Oussama Romdhani is the former Tunisian communications minister.

==Biography==
Oussama Romdhani was born on December 15, 1956, in Metouia, Tunisia. He received a PhD in American Studies from Tunis University and was a Fulbright scholar at Georgetown University.

He started his career as a journalist for Agence Tunis Afrique Presse (TAP). From 1983 to 1987, he worked as press secretary in the Tunisian embassy of Washington, D.C., and from 1987 to 1990 as the head of the D.C. branch of the Agence Tunis Afrique Presse. From 1991 to 1994, he worked as head of the D.C. branch of the Agence Tunisienne de Communication Extérieure (ATCE) and additionally as a Tunisian diplomat to the United States from 1991 to 1995. From 1995 to 2009, he was the director of the ATCE, a government agency with a mission to promote Tunisia's image abroad, but was used extensively by Ben Ali to embellish himself, his family and his regime abroad. In 2009 he was appointed as communications minister. As such, he blamed satellite TV for promoting the veil.

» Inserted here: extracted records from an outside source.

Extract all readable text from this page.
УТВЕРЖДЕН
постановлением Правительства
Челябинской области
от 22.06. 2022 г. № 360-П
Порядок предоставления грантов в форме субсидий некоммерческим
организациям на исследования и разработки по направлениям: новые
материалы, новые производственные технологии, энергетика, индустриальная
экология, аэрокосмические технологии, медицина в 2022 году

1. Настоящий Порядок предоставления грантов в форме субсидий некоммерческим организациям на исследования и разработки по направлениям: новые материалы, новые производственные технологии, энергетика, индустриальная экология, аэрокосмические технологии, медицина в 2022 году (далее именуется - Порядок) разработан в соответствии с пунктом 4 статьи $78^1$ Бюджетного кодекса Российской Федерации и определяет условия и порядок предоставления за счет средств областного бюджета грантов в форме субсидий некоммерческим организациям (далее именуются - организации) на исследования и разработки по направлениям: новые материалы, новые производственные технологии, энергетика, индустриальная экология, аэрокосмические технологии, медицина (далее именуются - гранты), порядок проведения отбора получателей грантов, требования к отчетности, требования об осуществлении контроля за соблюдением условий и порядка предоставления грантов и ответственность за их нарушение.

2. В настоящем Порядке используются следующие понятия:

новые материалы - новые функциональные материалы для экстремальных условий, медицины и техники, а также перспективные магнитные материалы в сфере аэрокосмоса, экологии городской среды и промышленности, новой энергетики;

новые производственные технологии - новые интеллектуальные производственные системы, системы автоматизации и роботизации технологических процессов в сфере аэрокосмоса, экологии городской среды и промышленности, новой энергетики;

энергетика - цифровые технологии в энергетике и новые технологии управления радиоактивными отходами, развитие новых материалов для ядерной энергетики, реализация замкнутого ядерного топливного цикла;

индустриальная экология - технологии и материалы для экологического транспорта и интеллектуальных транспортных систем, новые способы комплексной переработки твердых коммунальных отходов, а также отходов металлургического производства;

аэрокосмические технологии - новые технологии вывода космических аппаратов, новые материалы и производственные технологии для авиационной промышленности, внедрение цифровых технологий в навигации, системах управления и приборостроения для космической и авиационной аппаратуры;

In July 2012, Romdhani became a regular columnist with the Dubai-based Gulf News. In his op-ed pieces he discussed the "lessons of the Arab Spring". He also criticized the "cronyism" of the Ben Ali regime and other flawed policies which led to the popular uprising against the regime.

In 2017, he holds the position of editor-in-chief at The Arab Weekly.